When asked by ET “what it means for Loki to be bisexual,” Herron responded, “I would say in our story, this is how we acknowledge it. But I hope that paves the way for deeper exploration.”
With the romantic implications between Loki and Sylvie, despite them being different versions of the same character, many fans are worried the two will enter into in a relationship and Loki’s bisexuality will not be further explored in future MCU projects. But some fans have claimed such an argument is biphobic.
When it comes to bisexuality, there is often the misconception to view bisexual people as attracted to both men and women, but when they enter into a relationship with one or the other, they are then viewed as gay or straight. If a bisexual man dates a man, then people say they were gay all along. But if a bisexual man dates a woman, they’re told they were just confused and they were straight all along.

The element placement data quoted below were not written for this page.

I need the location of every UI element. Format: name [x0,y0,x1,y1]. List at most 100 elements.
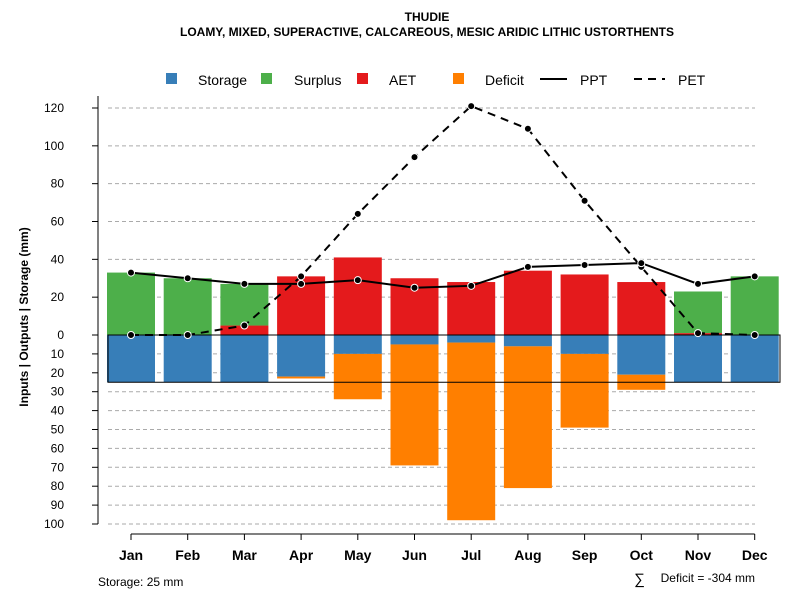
bar-storage-jul [447,335,496,343]
bar-surplus-feb [163,278,212,335]
x-tick-label-sep: Sep [572,547,598,563]
point-ppt-jul [467,281,476,290]
point-pet-may [353,209,362,218]
line-ppt [130,262,755,289]
y-tick-label-lower-3: 40 [51,404,65,418]
bar-aet-sep [560,274,609,335]
legend-label-aet: AET [389,72,417,88]
bar-deficit-apr [277,376,326,379]
y-tick-label-lower-9: 100 [44,517,64,531]
bar-aet-aug [503,270,552,335]
bar-surplus-jan [107,272,155,335]
bar-storage-oct [617,335,666,375]
point-pet-dec [750,331,759,339]
point-pet-jan [127,331,135,339]
bar-deficit-jul [447,342,496,521]
bar-surplus-nov [674,291,722,334]
point-ppt-oct [637,259,646,268]
legend-label-ppt: PPT [580,72,608,88]
point-ppt-apr [297,279,306,288]
series-lines [127,102,759,339]
point-ppt-dec [750,272,759,281]
x-tick-label-nov: Nov [685,547,712,563]
y-tick-label-lower-4: 50 [51,423,65,437]
bar-deficit-aug [503,346,552,489]
bar-surplus-dec [730,276,779,335]
x-tick-label-feb: Feb [175,547,200,563]
x-tick-label-apr: Apr [289,547,314,563]
bar-storage-aug [503,335,552,347]
legend-label-storage: Storage [198,72,247,88]
storage-frame [107,334,781,383]
point-ppt-nov [694,279,702,288]
legend-swatch-deficit [453,73,464,84]
x-tick-label-dec: Dec [742,547,768,563]
bar-deficit-may [333,353,382,400]
bar-storage-dec [730,335,779,383]
point-ppt-aug [523,262,532,271]
y-tick-label-lower-0: 10 [51,347,65,361]
point-ppt-may [353,276,362,285]
x-tick-label-oct: Oct [630,547,654,563]
bar-storage-jun [390,335,439,345]
point-pet-nov [694,329,702,338]
y-tick-label-upper-6: 120 [44,101,64,115]
point-ppt-feb [183,274,192,283]
bar-storage-mar [220,335,269,383]
y-tick-label-lower-1: 20 [51,366,65,380]
storage-note: Storage: 25 mm [98,575,183,589]
point-ppt-sep [580,261,589,270]
y-tick-label-upper-5: 100 [44,139,64,153]
bar-surplus-mar [220,283,269,326]
y-axis-label: Inputs | Outputs | Storage (mm) [17,227,31,406]
bar-storage-feb [163,335,212,383]
point-pet-sep [580,196,589,205]
bar-storage-nov [674,335,722,383]
line-pet [131,104,755,336]
legend: Storage Surplus AET Deficit PPT PET [166,72,706,88]
y-tick-label-upper-0: 0 [57,328,64,342]
point-pet-jun [410,153,419,162]
x-tick-label-may: May [344,547,371,563]
point-pet-aug [523,124,532,133]
storage-capacity-box [107,334,781,383]
legend-label-pet: PET [678,72,706,88]
bars [107,257,779,521]
y-tick-label-lower-2: 30 [51,385,65,399]
bar-aet-may [333,257,382,335]
legend-swatch-aet [357,73,368,84]
x-tick-label-aug: Aug [514,547,541,563]
x-tick-label-jul: Jul [461,547,481,563]
y-tick-label-lower-6: 70 [51,460,65,474]
bar-deficit-jun [390,344,439,466]
y-tick-label-upper-4: 80 [51,177,65,191]
bar-aet-mar [220,325,269,335]
point-pet-jul [467,102,476,111]
y-tick-label-upper-2: 40 [51,252,65,266]
bar-aet-jul [447,282,496,335]
bar-aet-oct [617,282,666,335]
bar-deficit-sep [560,353,609,428]
point-pet-feb [183,331,192,339]
x-tick-label-jun: Jun [402,547,427,563]
point-pet-mar [240,321,249,330]
legend-swatch-surplus [261,73,272,84]
y-tick-label-upper-3: 60 [51,215,65,229]
x-tick-label-mar: Mar [232,547,257,563]
deficit-sum-note: Deficit = -304 mm [661,571,755,585]
legend-label-surplus: Surplus [294,72,341,88]
point-ppt-mar [240,279,249,288]
y-tick-label-lower-7: 80 [51,479,65,493]
x-tick-label-jan: Jan [119,547,143,563]
chart-subtitle: LOAMY, MIXED, SUPERACTIVE, CALCAREOUS, M… [180,25,674,39]
point-pet-apr [297,272,306,281]
sum-symbol: ∑ [634,571,645,588]
point-ppt-jan [127,268,135,277]
legend-label-deficit: Deficit [485,72,524,88]
y-tick-label-lower-8: 90 [51,498,65,512]
chart-title: THUDIE [405,10,450,24]
bar-storage-sep [560,335,609,354]
legend-swatch-storage [166,73,177,84]
bar-storage-jan [107,335,155,383]
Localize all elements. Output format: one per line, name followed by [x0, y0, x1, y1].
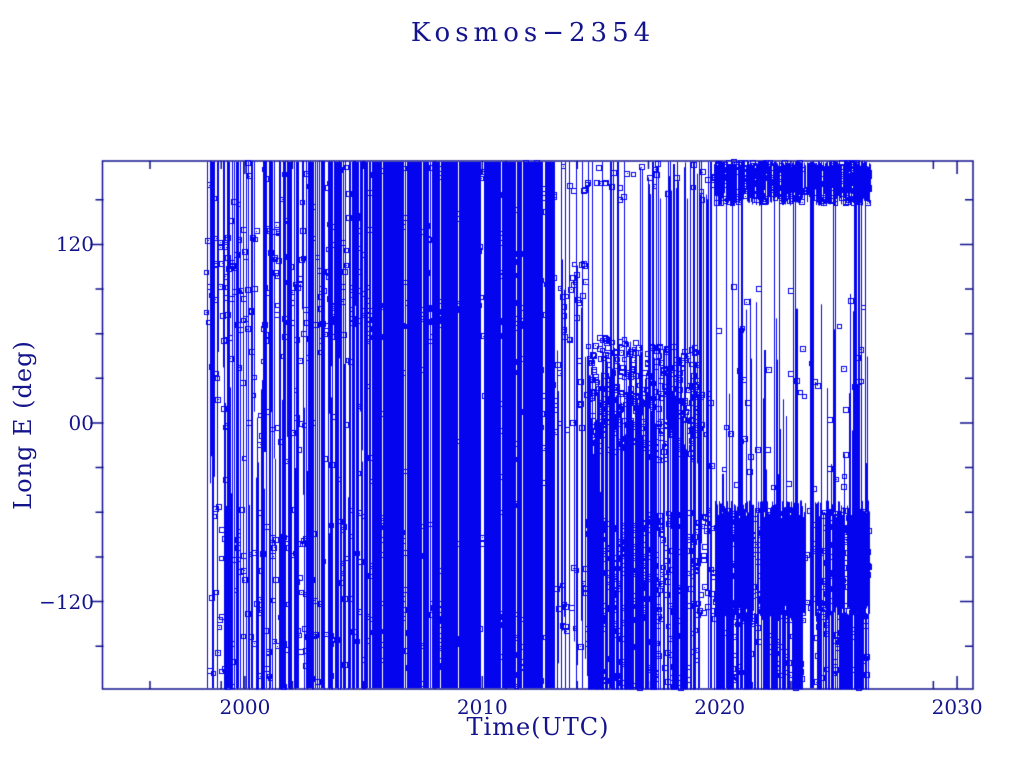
x-tick-label: 2030: [931, 695, 983, 719]
x-tick-label: 2020: [694, 695, 746, 719]
x-tick-label: 2010: [456, 695, 508, 719]
y-tick-label: 120: [55, 232, 94, 257]
x-tick-label: 2000: [219, 695, 271, 719]
y-tick-label: 00: [68, 410, 94, 435]
y-tick-label: −120: [39, 589, 94, 614]
chart-title: Kosmos−2354: [410, 18, 656, 48]
x-axis-label: Time(UTC): [466, 713, 610, 741]
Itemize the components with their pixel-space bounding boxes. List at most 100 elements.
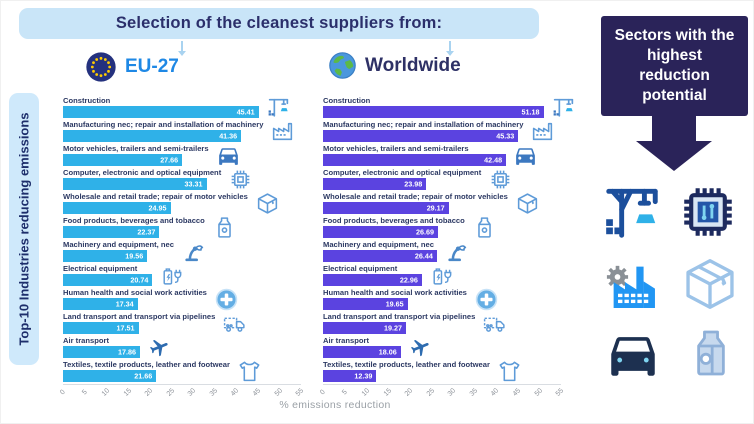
- bar-row: Computer, electronic and optical equipme…: [323, 168, 573, 192]
- bar-row: Textiles, textile products, leather and …: [63, 360, 313, 384]
- axis-tick: 50: [273, 387, 284, 398]
- bar-row: Human health and social work activities 1…: [323, 288, 573, 312]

And while the implications of getting mad that future MCU projects won’t explore Loki’s attraction to men is biphobic, there is a very real argument in terms of writing bisexual characters. For some, Loki’s quick piece of dialogue could be an easy way for the MCU to give them a pat on the back for inclusion without ever truly showing Loki exploring his bisexuality. And understandably people would be upset given not only the MCU’s lack of diversity when it comes to sexuality, but Disney’s issues of including LGBTQ+ characters in two second scenes that could easily be edited out due to censorship in certain countries.
But still, in a way that falls into a biphobic argument because it seems as though Loki needs to prove his bisexuality. There are plenty of bisexual men and women who are attracted to both sexes, whether romantically or sexually, and never end up in a same-sex relationship nor get the opportunity to experiment. Considering that Loki has confirmed he has had relations with men in the past, that should be enough to end the conversation on his bisexuality especially considering that the writers might be leaning toward developing a relationship between him and Sylvie. And in real life if a bisexual person is in an opposite-sex relationship, would we ever walk up to them and ask them to prove their bisexuality in some way, other than that person speaking on their past experiences? No, that would be a bit weird.
Not only that, but with the introduction of kid Loki, it’s possible the character could appear in future MCU projects which might explore his bisexuality as he comes of age. With Marvel seemingly positioning the Young Avengers in recent films and series and the large LGBTQ+ cast the team has, it’s going to be near impossible not to explore sexuality.
The team includes: Billy Kaplan, Wanda Maximoff’s child and a gay man; Cassie Lang, one of the few straight members of the Young Avengers and has made her appearance in the Ant-man films as well as Avengers: Endgame; Kate Bishop, briefly hinted to be bisexual at the end of Kieron Gillen’s 2013 Young Avengers run; and America Chavez, a superhuman lesbian with the power to travel between dimensions, and who is slated to appear in Dr. Strange: Multiverse of Madness; and the introduction of Elijah Bradley, Isaiah Bradley’s grandson, in The Falcon and the Winter Soldier. That leads only Teddy Altman, aka Hulkling, the half-Kree half-Skrull heir to both empires and the boyfriend of Billy, to make his appearance as well, which might happen in the Marvels, which might introduce the conflict between the Kree and Skrull empires.
Despite whichever iteration of the Young Avengers team we get, there’s too much of the LGBTQ+ rainbow that Marvel can’t possibly ignore integrating these character’s sexualities into a Young Avengers series/tv show.
At the end of the day, money talks. If Marvel decides to disappoint with the proper introduction and delivery of so many LGBTQ+ characters into the MCU, the company better expect a massive amount of backlash. So, it is in their best interest to properly portray these characters, if not for proper inclusion then at least for financial interest.